Steps to Narrow Down the Root Cause of the Issue

Work through these checks in order. Keep the test device, room and connection method consistent so the results identify the real fault layer.

  1. 1
    Run a LinkSpeed test before a call and during the problem.

    Record download, upload, ping and jitter. If upload is low or jitter spikes while the call is active, the issue is more likely connection responsiveness than Teams itself.

  2. 2
    Compare Wi‑Fi with Ethernet where possible.

    If Teams becomes stable over Ethernet, fix Wi‑Fi coverage, router placement, mesh backhaul or wireless interference before contacting the provider.

  3. 3
    Pause cloud backups, downloads and uploads.

    Stop OneDrive, iCloud, Google Photos, console updates, CCTV uploads and large file transfers. If the call improves immediately, household traffic was saturating the line or router queue.

  4. 4
    Test another device in the same place.

    If a second laptop or phone works properly on the same Wi‑Fi, the original device may have a Teams app, browser, VPN, security tool or CPU/RAM issue.

  5. 5
    Run a loaded-latency or bufferbloat test.

    If ping rises sharply during the upload phase, the router or upstream link is queuing traffic badly and Teams will suffer whenever the connection is busy.

  6. 6
    Check status and routing only after local tests.

    Use mobile data to check provider and Microsoft service status. If several real-time apps fail across Ethernet and Wi‑Fi, gather timestamps and test results before escalating.

Fix

Problem Resolution

Apply the fix that matches the cause you validated. Teams call quality usually improves fastest by protecting upload headroom and reducing jitter.

Protect upload headroom

Pause or schedule cloud backups, photo sync, large file uploads and console updates outside meeting times.
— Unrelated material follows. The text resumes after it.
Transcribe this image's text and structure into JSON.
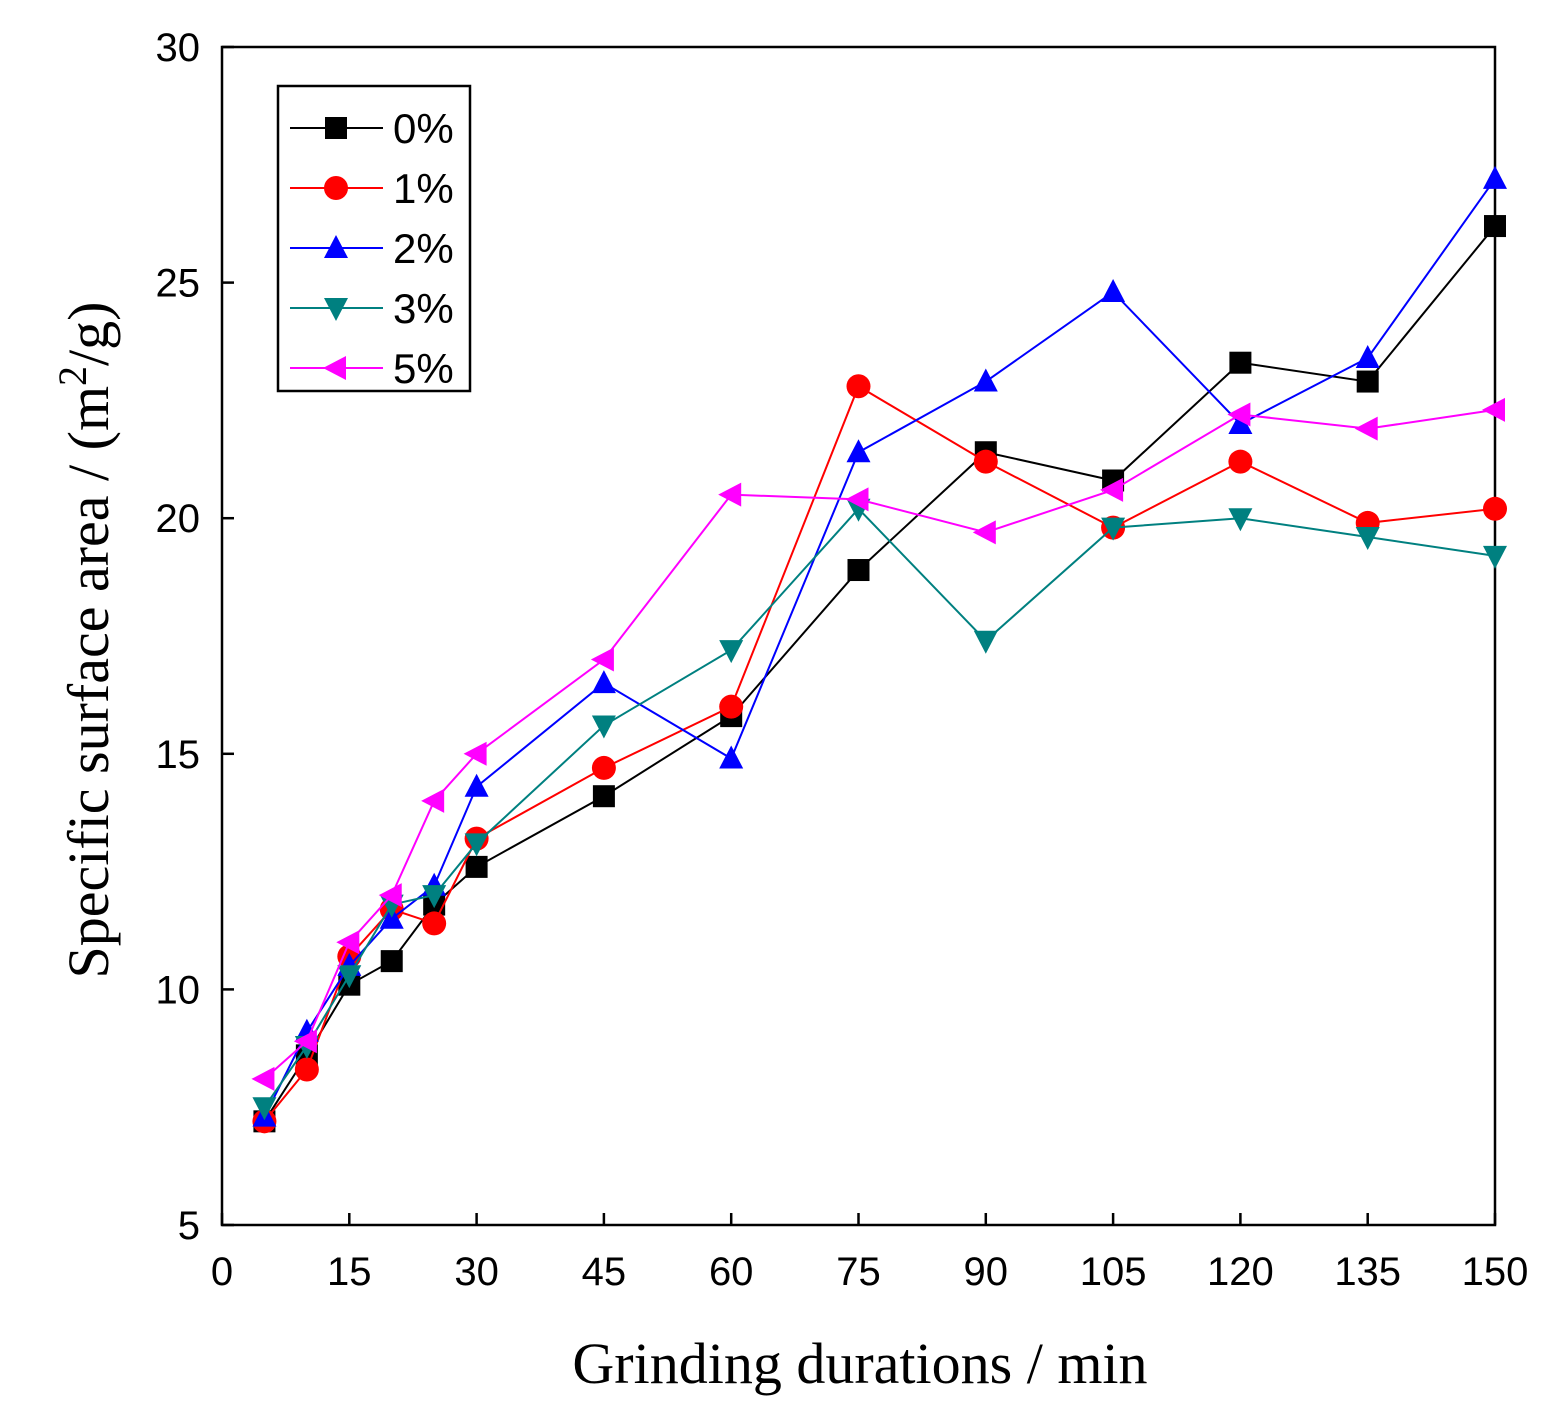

If the household often runs video calls, choose a package with enough upload speed for simultaneous calls and backups.

Use Ethernet or fix Wi‑Fi

Use Ethernet for important calls where possible. If Wi‑Fi is required, move closer to the router, reposition mesh nodes, avoid hidden TV cabinets and test again in the same room.

A better router position or wired access point can be more effective than switching provider when Ethernet already works.

Reduce bufferbloat

Use router QoS or Smart Queue Management where supported, and avoid letting any single device consume the full upload path.

If loaded latency is the proven problem, move to the bufferbloat fix guide rather than focusing only on speed.

Fix the device/app layer

Update Teams, try the desktop app instead of a browser or vice versa, close heavy background apps and temporarily disable VPN/security inspection for testing.

If CPU or memory usage spikes during calls, the device may be the bottleneck rather than the broadband line.